# Normalformen



## corona (6. Dezember 2005)

Hallo,
wer kann mir in Alltagssprache erklären, was die 1, 2 und 3.Normalformen sind und was die machen? Am besten an Hand eines Beispieles. 

Im Netz habe ich schon viele Infos gefunden, doch verstehen tue ich es immer noch nicht   Oder kennt jemand eine gute Seite, wo das einfach erklärt ist?

Vielen Dank,
Corona


----------



## BSA (6. Dezember 2005)

Ich glaube das bei Wikipedia ist sehr verständlich, oder?

http://de.wikipedia.org/wiki/Normalisierung_(Datenbank)


----------



## Julian Maicher (6. Dezember 2005)

1. Normalform


> Eine Tabelle befindet sich in der ersten Normalform, wenn alle Attribute (Felder) nur einmal in der Tabelle vorkommen und diese Felder nur Einzelwerte beinhalten.



2. Normalform


> Eine Tabelle ist in der 2. Normalform, wenn sie der 1. Normalform entspricht und die Nicht-Schlüsselfelder voll vom Gesamtschlüssel abhängen. D.h. besteht der Schlüssel aus mehreren Teilschlüsseln, so sind die diejenigen Elemente aus dem Datensatz herauszunehmen, die nur von einem Teilschlüssel abhängen.
> Die 2. Normalform kann somit nur verletzt werden, wenn sich der Schlüssel aus mehr als einem Attribut (Feld) zusammensetzt (=zusammengesetzter Primärschlüssel).



3. Normalform


> Eine Tabelle ist in der 3. Normalform, wenn sie der 2. Normalform entspricht und wenn Nicht-Schlüsselfelder voreinander unabhängig sind (keine transitiven Abhängigkeiten).


----------



## corona (6. Dezember 2005)

Hallo und Danke für die Antworten.

Ich habe alles bis auf die 2.Normalform verstanden. Kann mir jemand ein Alltagsbeispiel machen?

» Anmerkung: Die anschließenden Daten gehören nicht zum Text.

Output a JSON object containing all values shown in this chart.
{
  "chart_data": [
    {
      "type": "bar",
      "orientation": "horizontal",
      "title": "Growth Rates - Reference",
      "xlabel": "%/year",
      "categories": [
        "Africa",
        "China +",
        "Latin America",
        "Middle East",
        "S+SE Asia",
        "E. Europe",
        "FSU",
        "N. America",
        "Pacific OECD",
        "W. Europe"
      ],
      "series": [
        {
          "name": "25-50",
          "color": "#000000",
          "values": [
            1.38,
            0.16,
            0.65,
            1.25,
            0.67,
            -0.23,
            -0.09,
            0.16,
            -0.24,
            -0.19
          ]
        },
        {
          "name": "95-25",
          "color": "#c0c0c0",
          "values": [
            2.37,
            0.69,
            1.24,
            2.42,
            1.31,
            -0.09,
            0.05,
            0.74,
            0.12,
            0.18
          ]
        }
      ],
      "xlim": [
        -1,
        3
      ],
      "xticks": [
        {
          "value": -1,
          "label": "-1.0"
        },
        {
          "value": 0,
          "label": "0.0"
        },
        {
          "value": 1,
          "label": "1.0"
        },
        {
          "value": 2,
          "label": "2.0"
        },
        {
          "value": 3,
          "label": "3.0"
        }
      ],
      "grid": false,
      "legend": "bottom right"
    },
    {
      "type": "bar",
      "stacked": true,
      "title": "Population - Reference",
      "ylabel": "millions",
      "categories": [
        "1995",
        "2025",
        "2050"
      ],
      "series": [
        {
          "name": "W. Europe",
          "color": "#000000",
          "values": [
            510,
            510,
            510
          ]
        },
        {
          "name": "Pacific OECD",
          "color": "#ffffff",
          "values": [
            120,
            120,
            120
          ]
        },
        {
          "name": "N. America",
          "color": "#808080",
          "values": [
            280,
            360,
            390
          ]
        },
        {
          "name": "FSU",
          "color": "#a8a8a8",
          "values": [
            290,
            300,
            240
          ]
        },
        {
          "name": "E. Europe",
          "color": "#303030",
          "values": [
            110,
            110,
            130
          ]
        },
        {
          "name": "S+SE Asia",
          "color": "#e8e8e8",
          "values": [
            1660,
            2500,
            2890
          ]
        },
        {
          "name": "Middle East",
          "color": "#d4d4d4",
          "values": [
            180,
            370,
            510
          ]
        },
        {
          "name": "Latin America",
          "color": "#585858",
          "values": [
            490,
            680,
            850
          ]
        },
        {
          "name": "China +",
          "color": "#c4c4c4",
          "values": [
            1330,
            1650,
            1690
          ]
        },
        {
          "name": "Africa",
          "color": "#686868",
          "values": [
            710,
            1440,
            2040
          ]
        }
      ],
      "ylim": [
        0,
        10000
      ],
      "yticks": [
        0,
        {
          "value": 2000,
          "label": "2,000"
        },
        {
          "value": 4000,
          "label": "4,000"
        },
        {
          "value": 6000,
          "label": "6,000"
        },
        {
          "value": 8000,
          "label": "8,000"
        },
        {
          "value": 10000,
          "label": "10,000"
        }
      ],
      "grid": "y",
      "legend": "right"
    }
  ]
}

Was bedeutet "kein zusammengestzter Primärschlüssel"? Bei meinen Tabellen ist jeweils nur ein Primärschlüssel und das ist eine ID (auto_increment). Der ist doch nicht zusammen gesetzt, oder?

Danke noch mal,
gleich haben wirs


----------



## Nico Graichen (6. Dezember 2005)

was ein zusammengesetzer Schlüssel ist, steht doch in der Erklärung (und sagt eigentlich auch der Name). "Kein zusammengesetzter Schlüssel" ist demnach das Gegenteil, also ein Schlüssel, der nur aus einem Attribut besteht (wie bei dir).
Sei vorsichtig bei der verwendung künstlicher Schlüssel (ID). In vielen Fällen ist es möglich, dass ein Attribut der Entiät auch als Schlüssel fungieren kann (Bsp. Personalnummer, Telefonnummer,...).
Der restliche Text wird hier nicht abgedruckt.